It seems like some people are not quite so happy. One correspondent wrote that it was not the 25th birthday of the "GNU Operating System" since that would mean the GNU+HURD which he feels is still not ready.
In my opinion the term "GNU Operating System" represents in loose terms "a free alternative to Unix" (free as in mukta). And that idea was born 25 years ago.2
I think that the HURD was just the "concept of a notion of an idea" 25 years ago. (The first article about the HURD was on the net about 1990 or so). Moreover, in comparison with Unix of 25 years ago, the GNU+HURD combination could be considered "ready".
Thus, there is indeed much to celebrate. For example,
There is not one --- there are many free alternatives to Unix. In fact, there are perhaps no non-free Unixes visible anymore!
Does this owe a lot to the resolution made by RMS 25 years ago? Absolutely. Of course, it also owes a lot to the resolve of the hackers who followed up on this and took it well beyond what he had in mind.
One can run the GNU tools + HURD combination to get an environment as good or better than what was available as Unix 25 years ago.
Does a general member of the public really need to do this? No. There are currently a number of far superior solutions. Does the software community need this? Yes. (See below.)
I think that there are a lot of people who disagree with RMS and FSF today on a number of issues --- and these detractors may even be right.

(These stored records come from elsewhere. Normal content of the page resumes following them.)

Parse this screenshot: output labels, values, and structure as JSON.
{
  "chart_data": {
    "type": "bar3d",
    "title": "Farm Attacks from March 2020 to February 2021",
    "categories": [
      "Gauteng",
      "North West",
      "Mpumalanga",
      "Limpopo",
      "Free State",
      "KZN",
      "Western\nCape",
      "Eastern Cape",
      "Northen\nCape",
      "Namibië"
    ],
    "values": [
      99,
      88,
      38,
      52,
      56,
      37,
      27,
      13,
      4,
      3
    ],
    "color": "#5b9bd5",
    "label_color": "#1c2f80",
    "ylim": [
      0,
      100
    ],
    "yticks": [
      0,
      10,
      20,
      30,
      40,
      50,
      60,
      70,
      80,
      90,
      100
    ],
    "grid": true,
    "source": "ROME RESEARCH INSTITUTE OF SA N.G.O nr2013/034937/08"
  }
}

Perhaps this makes some people begrudge FSF celebrating the 25th anniversary/birthday of GNU. I offer the following points for their consideration:
The vision and resolve RMS and the FSF put behind the vision --- starting 25 years ago --- have got us here.
The FSF's astuteness in getting a rather well-known person like Stephen Fry 1 to celebrate GNU. If any of the distros had managed it, it would have been considered a coup!
While Linux may be the dominant player in Unix today, the alternatives like *BSD, Solaris and even the HURD have an important role to play in the development of free software.